Check the Current State
Start by reviewing your current Git configuration:
git config --list --show-origin
Pay attention to two things:
user.name/user.emailin~/.gitconfig(the global default)remote.origin.urlin.git/config(which SSH host this repo uses)
SSH Multi-Account Setup
First, check whether ~/.ssh/config has Host aliases defined. For two GitHub accounts, the config typically looks like this:
# Personal account
Host github.com
HostName github.com
User git
IdentityFile ~/.ssh/id_ed25519_personal
# Work account
Host github-work
HostName github.com
User git
IdentityFile ~/.ssh/id_ed25519_work
For work repos, set the remote URL accordingly:
git remote set-url origin git@github-work:<org>/<repo>.git
Git Conditional Includes
This is the core configuration. Add a condition to ~/.gitconfig:
[user]
name = personal-name
email = personal@gmail.com
[includeIf "gitdir:~/works/<company>/"]
path = ~/.gitconfig-work
Create ~/.gitconfig-work:
[user]
name = work-name
email = work@company.com
Now, any repo under ~/works/<company>/ will automatically use the work account settings.

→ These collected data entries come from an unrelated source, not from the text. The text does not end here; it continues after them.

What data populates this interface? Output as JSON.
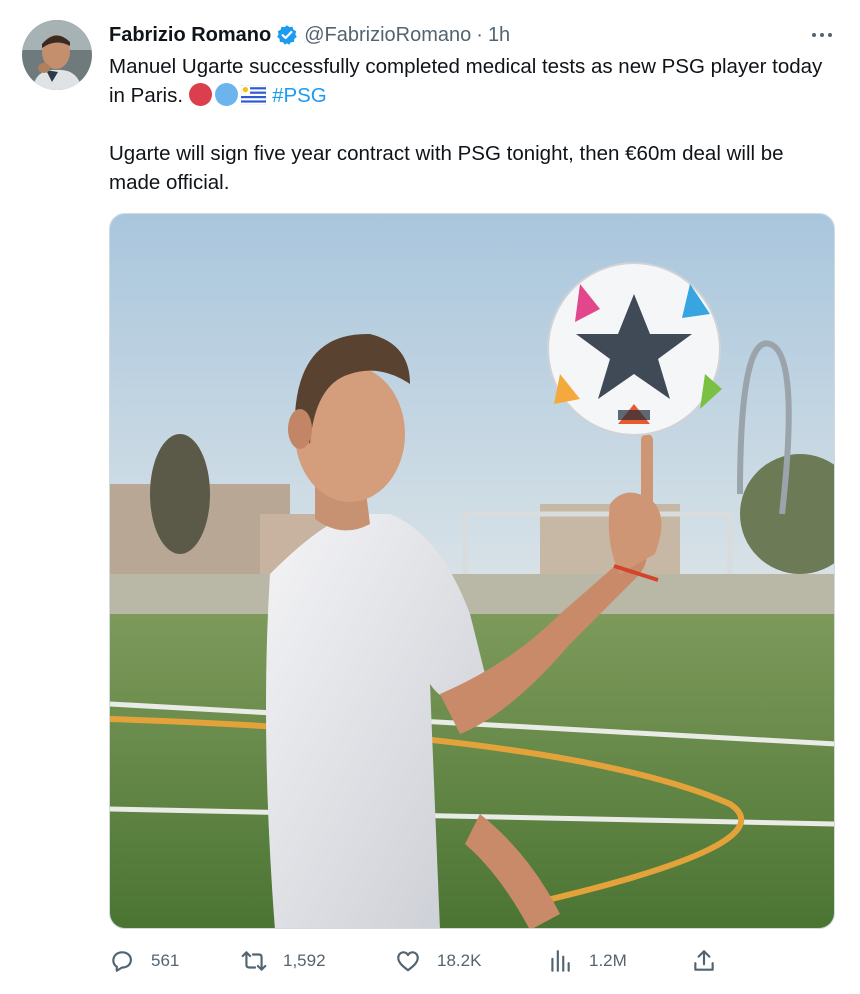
{
  "tweet": {
    "author": {
      "name": "Fabrizio Romano",
      "handle": "@FabrizioRomano",
      "separator": "·",
      "time": "1h",
      "verified": true
    },
    "text": {
      "line1": "Manuel Ugarte successfully completed medical tests as new PSG player today in Paris.",
      "emojis": [
        "red-circle",
        "blue-circle",
        "uruguay-flag"
      ],
      "hashtag": "#PSG",
      "paragraph2": "Ugarte will sign five year contract with PSG tonight, then €60m deal will be made official."
    },
    "media": {
      "type": "photo",
      "icon": "photo"
    },
    "actions": {
      "replies": "561",
      "retweets": "1,592",
      "likes": "18.2K",
      "views": "1.2M"
    },
    "colors": {
      "accent": "#1d9bf0",
      "muted": "#536471",
      "text": "#0f1419"
    }
  }
}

To do this via the command line:
# Create the work config file
git config -f ~/.gitconfig-work user.name "work-name"
git config -f ~/.gitconfig-work user.email "work@company.com"
# Add the conditional include
git config --global includeIf."gitdir:~/works/<company>/".path "~/.gitconfig-work"
Verify
Inside a work repo directory, run:
git config user.name
git config user.email
You should see the work account details. Switch to any other directory and run the same commands — you should see the personal account.
Overall Architecture
~/.gitconfig ← Global config; personal account as default
~/.gitconfig-work ← Work account settings
~/.ssh/config ← SSH host aliases; separates keys by account
~/works/<company>/repo/ → Automatically uses work account + work SSH key
~/personal/repo/ → Personal account + personal SSH key
Summary
The core advantage of includeIf is zero cognitive overhead — you never need to remember to switch; the directory path determines the account. This approach works best for developers with a consistent directory structure for work projects. One thing to watch out for: the gitdir: path must end with /, and ~ expansion may not work in older versions of Git. Using an absolute path is recommended for compatibility.